State Senate Majority Leader Scott Fitzgerald, R-Juneau, is proud of the fact that his Republican Party is recruiting and running spoiler candidates in Democratic primaries for the seats of GOP senators who are being recalled.

That comes as no great surprise. Fitzgerald is the chief legislative handmaiden of Gov. Scott Walker, and he is shameless in service to the governor.

But not all Republicans take pride in seeking to deceive the voters of Wisconsin, confuse the election process and cost taxpayers tens of thousands of dollars in election expenses.

For instance, one of the Republicans facing recall, state Sen. Luther Olsen, R-Ripon, has claimed publicly that he had nothing to do with a GOP effort to recruit a candidate to force a Democratic primary for his chief challenger, state Rep.

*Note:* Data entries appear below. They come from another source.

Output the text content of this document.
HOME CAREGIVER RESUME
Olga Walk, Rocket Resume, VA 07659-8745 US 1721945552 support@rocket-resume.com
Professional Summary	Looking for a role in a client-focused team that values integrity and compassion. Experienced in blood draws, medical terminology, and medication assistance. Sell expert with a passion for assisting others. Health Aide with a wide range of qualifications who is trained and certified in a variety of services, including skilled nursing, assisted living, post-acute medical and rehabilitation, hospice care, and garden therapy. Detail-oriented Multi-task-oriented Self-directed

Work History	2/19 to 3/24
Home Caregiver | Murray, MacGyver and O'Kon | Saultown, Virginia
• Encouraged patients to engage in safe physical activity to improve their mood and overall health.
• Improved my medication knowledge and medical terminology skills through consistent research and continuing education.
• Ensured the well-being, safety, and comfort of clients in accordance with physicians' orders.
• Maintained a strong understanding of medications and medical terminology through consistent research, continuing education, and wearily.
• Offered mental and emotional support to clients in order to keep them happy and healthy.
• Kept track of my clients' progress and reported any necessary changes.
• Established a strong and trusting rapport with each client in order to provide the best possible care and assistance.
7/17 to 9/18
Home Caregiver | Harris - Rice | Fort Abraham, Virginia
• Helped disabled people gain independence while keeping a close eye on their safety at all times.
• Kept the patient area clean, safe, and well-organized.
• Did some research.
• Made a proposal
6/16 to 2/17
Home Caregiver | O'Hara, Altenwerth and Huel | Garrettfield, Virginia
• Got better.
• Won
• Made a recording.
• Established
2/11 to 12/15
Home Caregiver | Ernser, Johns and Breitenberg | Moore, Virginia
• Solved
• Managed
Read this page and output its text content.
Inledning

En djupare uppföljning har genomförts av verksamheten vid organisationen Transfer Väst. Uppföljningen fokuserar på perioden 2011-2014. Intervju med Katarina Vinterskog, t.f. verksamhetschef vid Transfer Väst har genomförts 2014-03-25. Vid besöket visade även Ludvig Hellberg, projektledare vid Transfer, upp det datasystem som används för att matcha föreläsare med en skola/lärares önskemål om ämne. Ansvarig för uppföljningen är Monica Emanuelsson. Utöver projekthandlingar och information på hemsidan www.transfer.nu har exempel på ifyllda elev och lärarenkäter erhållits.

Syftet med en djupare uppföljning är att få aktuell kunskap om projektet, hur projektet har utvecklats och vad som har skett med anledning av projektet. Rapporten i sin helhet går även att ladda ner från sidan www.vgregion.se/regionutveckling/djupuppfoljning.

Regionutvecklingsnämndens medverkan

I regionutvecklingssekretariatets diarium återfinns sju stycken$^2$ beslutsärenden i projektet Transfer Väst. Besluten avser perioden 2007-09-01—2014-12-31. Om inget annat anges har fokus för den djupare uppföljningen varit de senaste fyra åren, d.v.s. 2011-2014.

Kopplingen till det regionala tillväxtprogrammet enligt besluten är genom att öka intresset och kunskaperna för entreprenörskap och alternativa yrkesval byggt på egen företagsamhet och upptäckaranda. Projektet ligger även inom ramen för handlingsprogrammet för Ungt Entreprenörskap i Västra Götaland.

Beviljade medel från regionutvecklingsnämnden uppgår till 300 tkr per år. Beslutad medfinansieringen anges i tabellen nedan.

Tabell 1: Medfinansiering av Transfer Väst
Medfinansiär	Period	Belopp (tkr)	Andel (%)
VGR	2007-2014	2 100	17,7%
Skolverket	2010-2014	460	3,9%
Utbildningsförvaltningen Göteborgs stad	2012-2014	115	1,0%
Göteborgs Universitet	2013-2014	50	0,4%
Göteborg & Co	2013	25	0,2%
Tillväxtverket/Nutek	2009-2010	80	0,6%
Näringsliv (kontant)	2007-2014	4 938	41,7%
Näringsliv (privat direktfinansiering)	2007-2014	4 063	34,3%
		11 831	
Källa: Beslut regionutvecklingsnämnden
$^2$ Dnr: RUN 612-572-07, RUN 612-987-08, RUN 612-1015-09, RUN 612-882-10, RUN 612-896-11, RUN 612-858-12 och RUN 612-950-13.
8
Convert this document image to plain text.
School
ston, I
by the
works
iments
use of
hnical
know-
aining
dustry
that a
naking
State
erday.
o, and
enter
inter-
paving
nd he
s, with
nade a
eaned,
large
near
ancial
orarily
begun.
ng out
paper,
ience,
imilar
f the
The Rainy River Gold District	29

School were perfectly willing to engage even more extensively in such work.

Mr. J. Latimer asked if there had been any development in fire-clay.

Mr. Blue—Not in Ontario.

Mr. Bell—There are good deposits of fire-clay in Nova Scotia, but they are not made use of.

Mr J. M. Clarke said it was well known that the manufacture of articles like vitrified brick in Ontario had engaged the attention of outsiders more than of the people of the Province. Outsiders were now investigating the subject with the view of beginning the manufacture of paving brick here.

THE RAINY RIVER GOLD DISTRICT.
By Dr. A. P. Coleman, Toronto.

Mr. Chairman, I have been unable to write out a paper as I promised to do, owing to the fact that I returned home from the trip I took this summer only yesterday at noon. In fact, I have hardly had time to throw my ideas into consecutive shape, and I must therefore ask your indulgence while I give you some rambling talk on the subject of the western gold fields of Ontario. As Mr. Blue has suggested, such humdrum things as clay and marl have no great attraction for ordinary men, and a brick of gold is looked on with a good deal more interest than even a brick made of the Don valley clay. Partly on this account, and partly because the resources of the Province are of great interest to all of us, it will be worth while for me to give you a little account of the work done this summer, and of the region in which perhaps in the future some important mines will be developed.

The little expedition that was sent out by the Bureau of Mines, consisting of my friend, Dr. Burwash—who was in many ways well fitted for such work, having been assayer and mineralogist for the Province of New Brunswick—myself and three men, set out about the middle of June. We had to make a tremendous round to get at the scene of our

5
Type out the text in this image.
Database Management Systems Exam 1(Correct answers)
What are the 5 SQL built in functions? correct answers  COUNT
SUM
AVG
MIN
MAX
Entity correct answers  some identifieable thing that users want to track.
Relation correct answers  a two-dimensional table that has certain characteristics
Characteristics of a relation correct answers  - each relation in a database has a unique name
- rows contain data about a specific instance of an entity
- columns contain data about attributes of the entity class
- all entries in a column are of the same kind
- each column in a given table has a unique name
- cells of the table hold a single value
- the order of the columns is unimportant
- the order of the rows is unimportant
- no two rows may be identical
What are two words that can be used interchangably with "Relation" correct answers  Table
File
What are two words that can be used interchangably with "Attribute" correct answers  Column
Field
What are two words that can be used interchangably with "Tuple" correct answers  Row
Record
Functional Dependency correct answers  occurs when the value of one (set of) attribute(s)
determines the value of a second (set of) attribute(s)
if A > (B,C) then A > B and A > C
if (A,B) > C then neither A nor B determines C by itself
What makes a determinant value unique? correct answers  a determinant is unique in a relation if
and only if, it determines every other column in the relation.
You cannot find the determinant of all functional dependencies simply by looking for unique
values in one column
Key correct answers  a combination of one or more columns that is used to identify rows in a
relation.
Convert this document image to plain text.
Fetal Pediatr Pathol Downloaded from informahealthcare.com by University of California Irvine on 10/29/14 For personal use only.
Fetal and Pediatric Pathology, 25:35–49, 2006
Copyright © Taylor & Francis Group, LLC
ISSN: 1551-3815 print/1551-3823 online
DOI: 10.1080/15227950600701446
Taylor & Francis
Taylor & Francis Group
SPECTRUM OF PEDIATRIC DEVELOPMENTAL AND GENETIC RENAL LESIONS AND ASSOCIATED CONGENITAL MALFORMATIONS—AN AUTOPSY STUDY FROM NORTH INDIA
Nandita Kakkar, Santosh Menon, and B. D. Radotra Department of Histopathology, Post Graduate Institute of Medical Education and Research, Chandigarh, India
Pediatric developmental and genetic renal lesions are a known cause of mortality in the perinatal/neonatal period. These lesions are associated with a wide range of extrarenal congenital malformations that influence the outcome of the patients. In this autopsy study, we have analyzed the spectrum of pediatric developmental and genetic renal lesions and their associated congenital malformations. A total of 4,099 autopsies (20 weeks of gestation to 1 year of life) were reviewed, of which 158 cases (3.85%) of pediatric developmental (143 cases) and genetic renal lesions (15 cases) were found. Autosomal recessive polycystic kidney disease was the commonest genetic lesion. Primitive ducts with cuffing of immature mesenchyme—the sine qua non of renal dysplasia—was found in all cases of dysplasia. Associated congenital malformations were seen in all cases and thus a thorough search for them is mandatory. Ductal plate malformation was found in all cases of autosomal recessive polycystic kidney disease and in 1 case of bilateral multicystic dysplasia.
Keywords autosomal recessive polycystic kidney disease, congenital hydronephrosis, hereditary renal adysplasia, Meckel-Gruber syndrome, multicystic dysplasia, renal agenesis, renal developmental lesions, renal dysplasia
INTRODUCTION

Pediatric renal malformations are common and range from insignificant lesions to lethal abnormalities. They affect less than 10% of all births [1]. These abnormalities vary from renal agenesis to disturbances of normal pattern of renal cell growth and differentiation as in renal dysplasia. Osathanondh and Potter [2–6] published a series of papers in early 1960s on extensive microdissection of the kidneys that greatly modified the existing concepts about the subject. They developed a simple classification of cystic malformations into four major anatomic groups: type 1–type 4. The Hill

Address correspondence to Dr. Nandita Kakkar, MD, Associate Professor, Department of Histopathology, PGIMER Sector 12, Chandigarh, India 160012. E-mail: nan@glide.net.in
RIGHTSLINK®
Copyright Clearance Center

Fred Clark, D-Baraboo.

When a constituent, Portage resident Ann Feutz, emailed Olsen to say that she was “sad and disappointed” with GOP efforts to confuse the electorate and complicate the election process, Olsen quickly replied.

“I do not have anything to do with finding a Democratic candidate to run against Fred Clark,” read Olsen’s email. “I learned about it in the paper just like you.”

But Majority Leader Fitzgerald, who heads the GOP caucus in which Olsen sits as a quiet and obedient member, says Olsen was briefed on the plan to recruit and run “fake” Democrats.

The six Republican senators who have been targeted for recall, including Olsen, were briefed about the effort to mess with the election process, Fitzgerald said.

“All of them were aware that this was taking place,” Fitzgerald told the Milwaukee Journal Sentinel. “Some were questioning the angles on it.”

According to the GOP majority leader, the briefing took place at the Republican Party of Wisconsin convention in Wisconsin Dells — which both Fitzgerald and Olsen attended.

So who is telling the truth: Fitzgerald or Olsen?

There is no question that a lie was told. Either Fitzgerald lied to the Journal Sentinel, or Olsen lied to his constituent.

It is true that Fitzgerald has cost himself dearly in the credibility department, with not just dishonest claims but also attempts to circumvent and subvert the governing process that have caused months of legal wrangling.

Olsen has a better reputation.

But that reputation will be shredded if he lied to his constituent about gaming the election process.